According to study results recently published in the European Journal of Immunology,researchers determined that when natural killer cells (NK cells) are close to lymphoma tumors, they suddenly lose their “killer” instinct—thus, finding a way to restore the power of these NK cells might lead to new therapy for lymphoma.
NK cells are white blood cells that help the immune system fight cancer and viruses. These cells send out signals that trigger the immune system’s response to fight against infections.
Lymphomas are cancers of the lymphatic system and can arise as either B cells or T cells. B cell lymphoma is difficult to treat and researchers are constantly seeking new approaches for therapy.

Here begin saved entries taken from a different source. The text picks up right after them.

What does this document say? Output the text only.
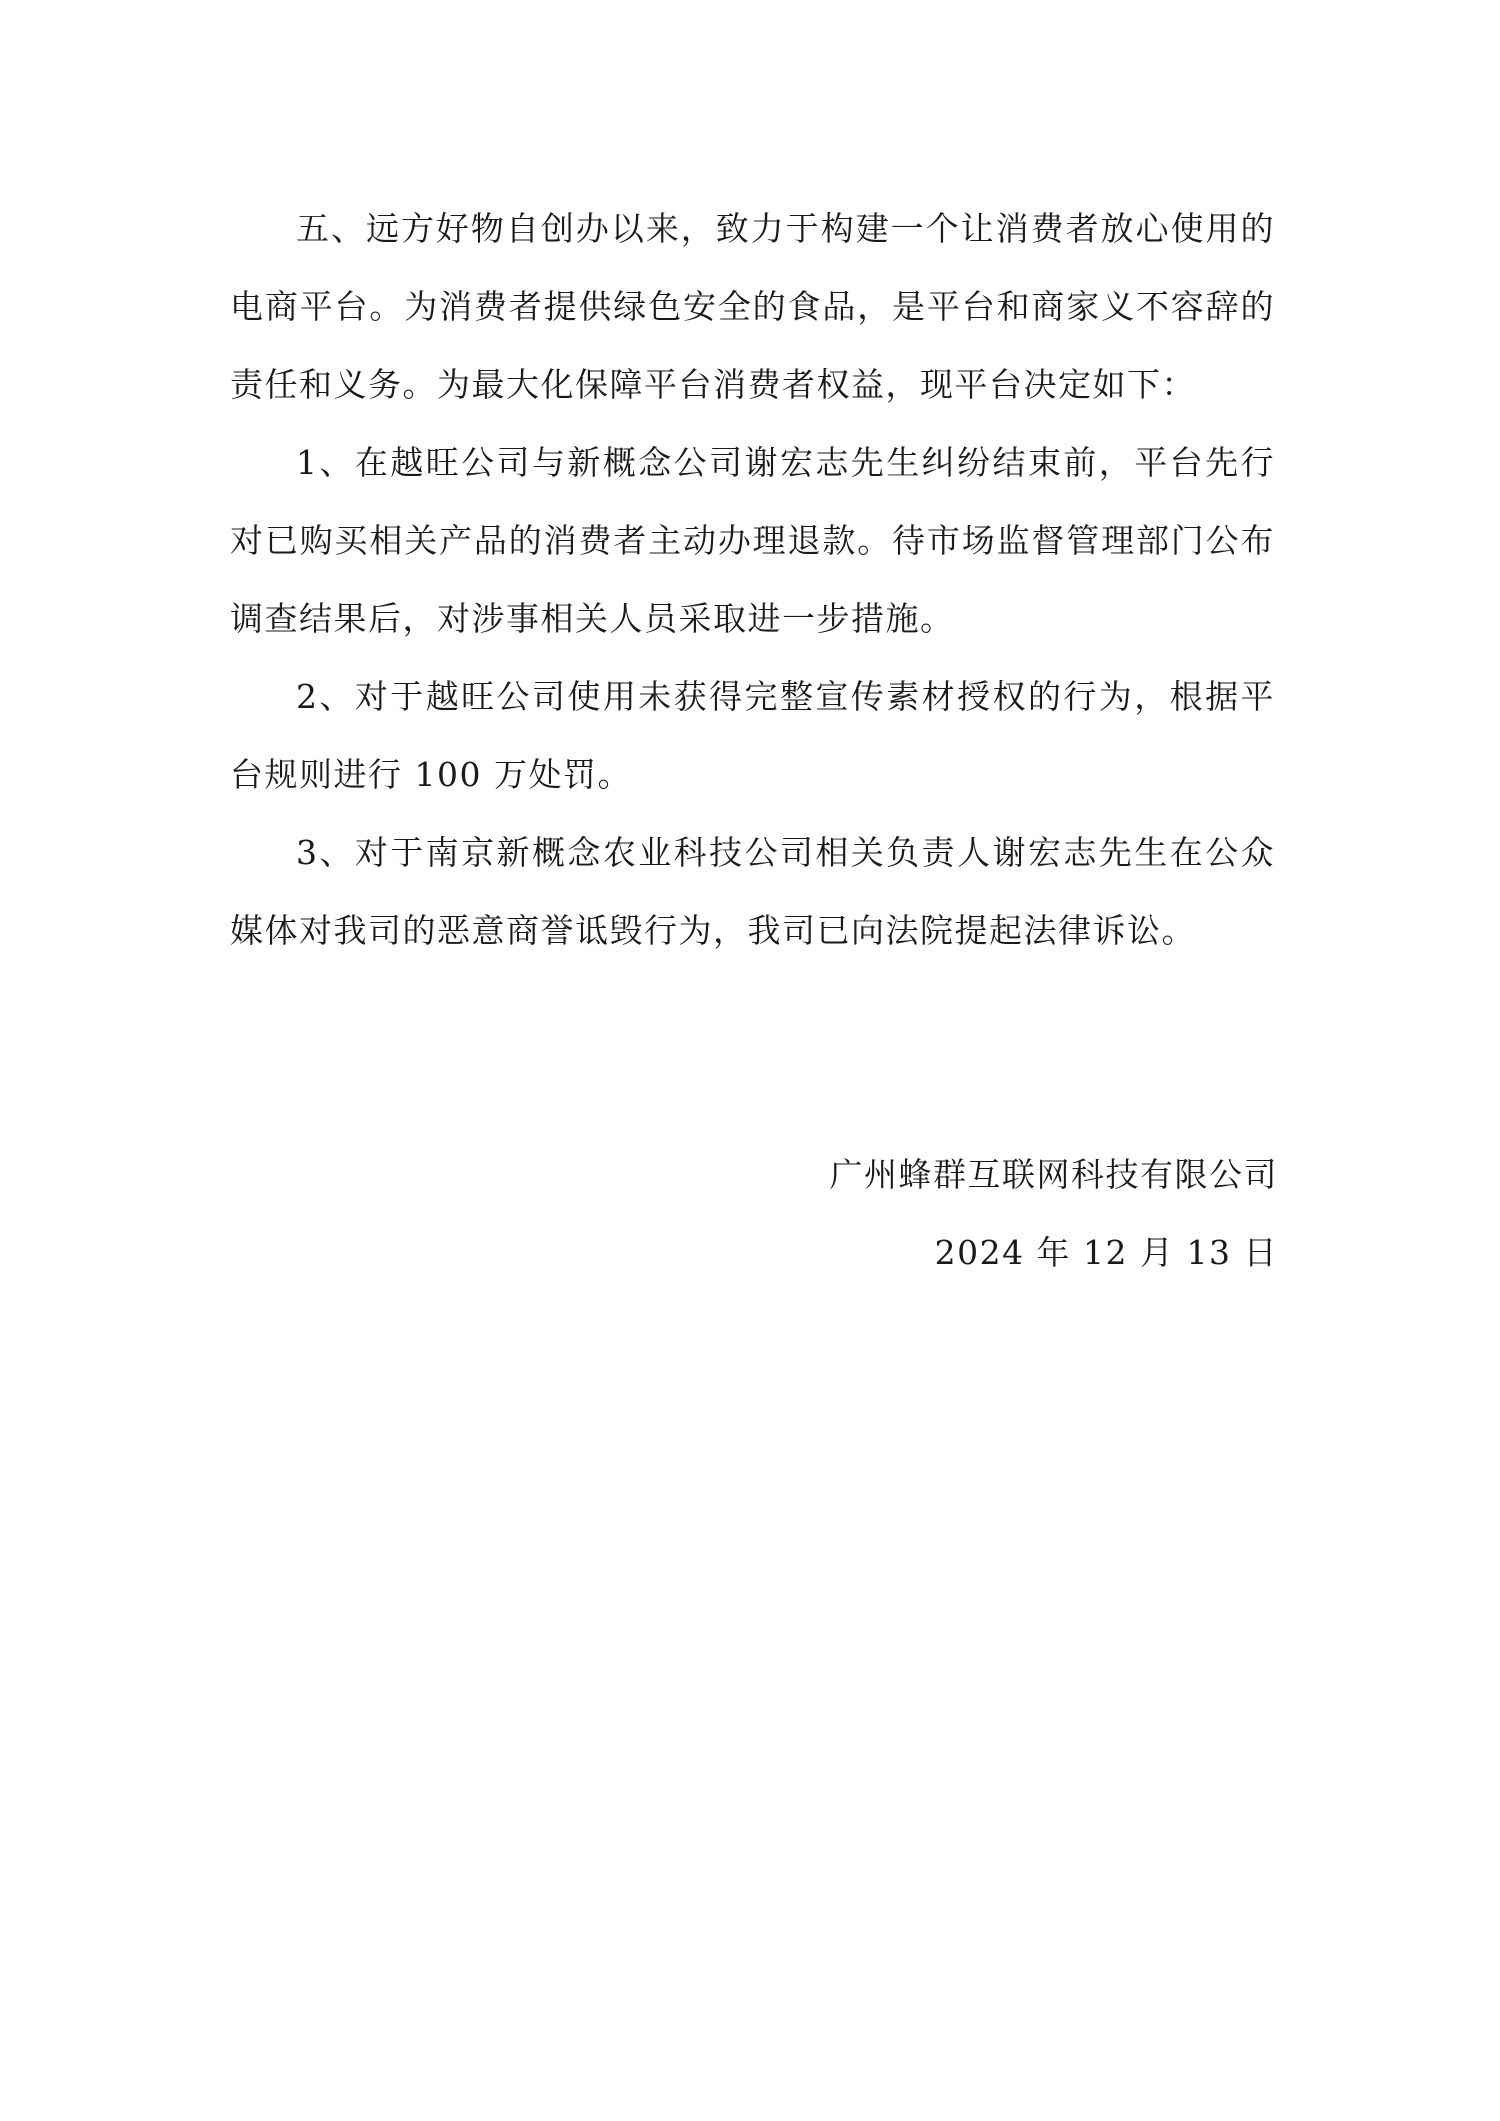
五、远方好物自创办以来，致力于构建一个让消费者放心使用的电商平台。为消费者提供绿色安全的食品，是平台和商家义不容辞的责任和义务。为最大化保障平台消费者权益，现平台决定如下：

1、在越旺公司与新概念公司谢宏志先生纠纷结束前，平台先行对已购买相关产品的消费者主动办理退款。待市场监督管理部门公布调查结果后，对涉事相关人员采取进一步措施。

2、对于越旺公司使用未获得完整宣传素材授权的行为，根据平台规则进行 100 万处罚。

3、对于南京新概念农业科技公司相关负责人谢宏志先生在公众媒体对我司的恶意商誉诋毁行为，我司已向法院提起法律诉讼。

广州蜂群互联网科技有限公司
2024 年 12 月 13 日
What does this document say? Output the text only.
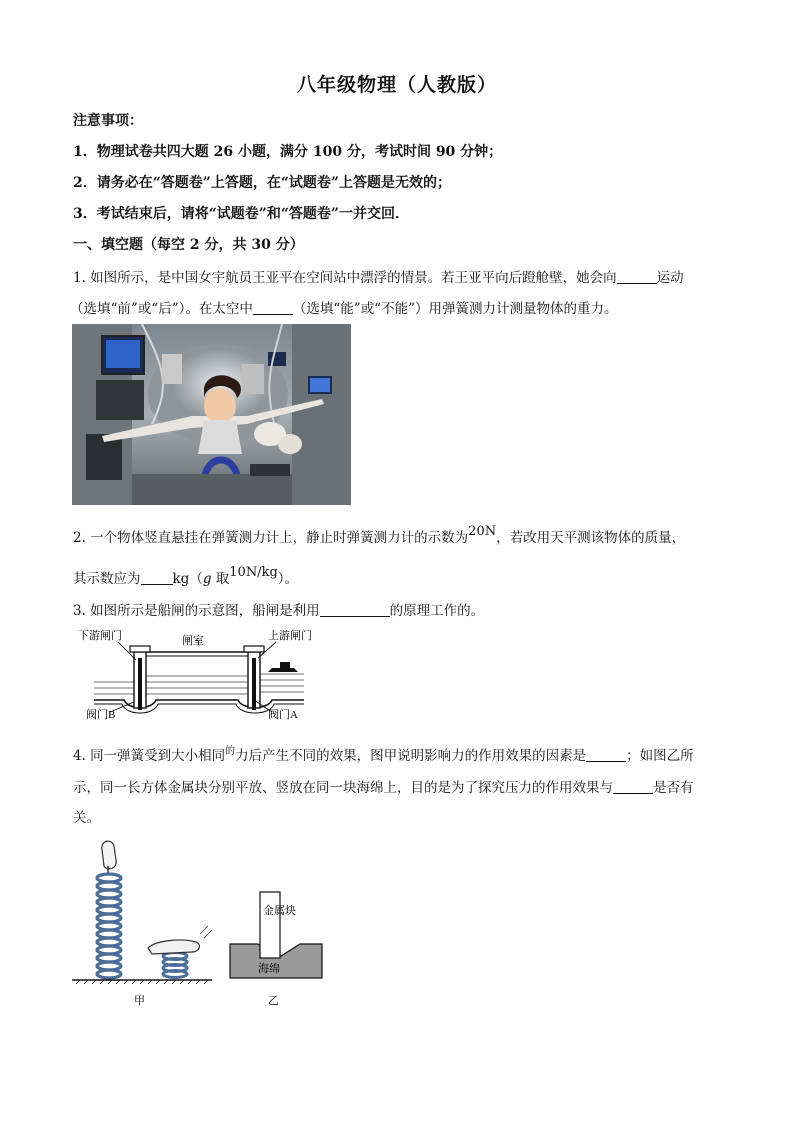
八年级物理（人教版）
注意事项：
1．物理试卷共四大题 26 小题，满分 100 分，考试时间 90 分钟；
2．请务必在“答题卷”上答题，在“试题卷”上答题是无效的；
3．考试结束后，请将“试题卷”和“答题卷”一并交回．
一、填空题（每空 2 分，共 30 分）
1. 如图所示，是中国女宇航员王亚平在空间站中漂浮的情景。若王亚平向后蹬舱壁，她会向	运动
（选填“前”或“后”）。在太空中	（选填“能”或“不能”）用弹簧测力计测量物体的重力。
2. 一个物体竖直悬挂在弹簧测力计上，静止时弹簧测力计的示数为20N，若改用天平测该物体的质量，
其示数应为 kg（g 取10N/kg）。
3. 如图所示是船闸的示意图，船闸是利用	的原理工作的。
下游闸门	闸室	上游闸门
阀门B	阀门A
4. 同一弹簧受到大小相同$^的$力后产生不同的效果，图甲说明影响力的作用效果的因素是	；如图乙所
示，同一长方体金属块分别平放、竖放在同一块海绵上，目的是为了探究压力的作用效果与	是否有
关。
金属块
海绵
甲	乙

In the study, researchers from the Helmholtz Zentrum München in Germany placed NK cells in the vicinity of lymphoma tumors in live mice. They discovered that the NK cells lost their ability to kill the cancer cells.
The team then conducted a second experiment where they placed NK cells in a different environment—they found that their ability to kill cancer cells returns within a few hours.
From their findings, the team concluded that lymphoma tumors use two mechanisms to disable NK cells. The first mechanism is an inflammatory molecule called IL-10 that deactivates NK cells. The second mechanism is used to avoid NK cells and deactivate their NKG2D ligands. These ligands are surface molecules that NK cells attach to the infection, or cancer cells, and unleash the toxin.
From their conclusion, the team noted that NK cells are still able to send signals to activate anti-tumor immune responses by producing cytokine interferon-gamma (IFN-y). The team also believes that if they place the NK cells directly at the tumor, it can bypass the steps the tumor takes to evade the NK cells.